I know you're in there, Marv Albert! Drop the hooker and come out with your hands up, wearing women's underwear or not!
Posted by: kejo | September 10, 2007 10:07 AM
"Yes, I saw the sign, sir, but I WILL disturb you if you don't allow me to restock that mini-bar right now!"
"Move along, sir. Nothing to see here."
"Gimme back my son!"
"Lupe, I swear to God, if you don't come out here with my lucky duster right now, I will shoot the pupil-less bastard in Room 23. His blood will be on YOUR hands!"
Posted by: gary | September 10, 2007 10:29 AM
Sit tight, Mr. Glockstein. The kleptomaniacal rat-bastard who stole our pupils is in this room! Of course I can't see anything, but I'll just shoot at every possible angle and I'll be bound to at least wing him!
Posted by: Anonymous | September 10, 2007 10:30 AM
"Yeah, this gun puts the 'chamber' in 'chambermaid.'"
Posted by: Tim H | September 10, 2007 10:31 AM
"Oh, great, he's turning around now - you just had to sneeze right then, didn't you, jackass?"
"Shhhhh! Shut UP! Would you hush? Mommy will let you play cars in the hallway after she finishes this one important task!"
"Like I always say, sir, a loaded gun always adds a certain hilarious frisson to an otherwise mundane cartoon situation."
Posted by: Vance | September 10, 2007 10:33 AM
That last, "Sit tight, Mr. Glockstein" was mine.
Posted by: kejo | September 10, 2007 10:33 AM
"Er...I believe, by now, that's the late Harry Bliss."
Posted by: Tim H | September 10, 2007 10:34 AM
"Perfume cart, ma'am. No, don't worry about finding your atomizer -- I have one right here."
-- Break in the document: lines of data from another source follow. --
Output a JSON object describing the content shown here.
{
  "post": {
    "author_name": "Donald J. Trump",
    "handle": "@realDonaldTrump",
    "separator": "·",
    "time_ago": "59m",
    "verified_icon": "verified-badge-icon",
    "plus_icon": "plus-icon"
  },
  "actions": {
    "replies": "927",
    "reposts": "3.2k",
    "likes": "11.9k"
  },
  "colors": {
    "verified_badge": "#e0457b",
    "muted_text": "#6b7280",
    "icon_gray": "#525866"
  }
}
Posted by: Joshua | September 10, 2007 10:59 AM
"Do you hear that? Young love. I tell you what, sir, it's enough to make me masturbate with this massive dildo."
Posted by: dean @ t.a.m.s.y. | September 10, 2007 11:22 AM
"Harriet the Spy is all grown up and ready to play."
Posted by: Anonymous | September 10, 2007 11:22 AM
“Yeah, well you forgot to put the Do Not Shoot sign on the doorknob, Frankie!”
Posted by: dwilk | September 10, 2007 11:25 AM
DUN-dun dundun DUN-dun...dundun do-do DOO dododo... oh sorry, is the music in my head bothering you?
Posted by: simsburybear | September 10, 2007 11:26 AM
Yippie kai yay, maid service.
Posted by: Louie | September 10, 2007 11:28 AM
"Too bad they removed the carpeting last week. Would have made one hell of a horror movie."
Posted by: Elad | September 10, 2007 11:34 AM
“I said check out time is 11:00 AM SHARP!!”
Posted by: dwilk | September 10, 2007 11:39 AM
"And one effective assassination technique is to dress up as a maid. Anyway, we'll continue your hit man lessons after you've had a chance to check in to your room and shower."
Posted by: Dan McCoy | September 10, 2007 11:40 AM
"Sounds dirty in there."
Posted by: Francis | September 10, 2007 11:45 AM
"Fuckin' rock stars think they own the place."
"I heard Russell Crowe is in this room, and I just want to be prepared."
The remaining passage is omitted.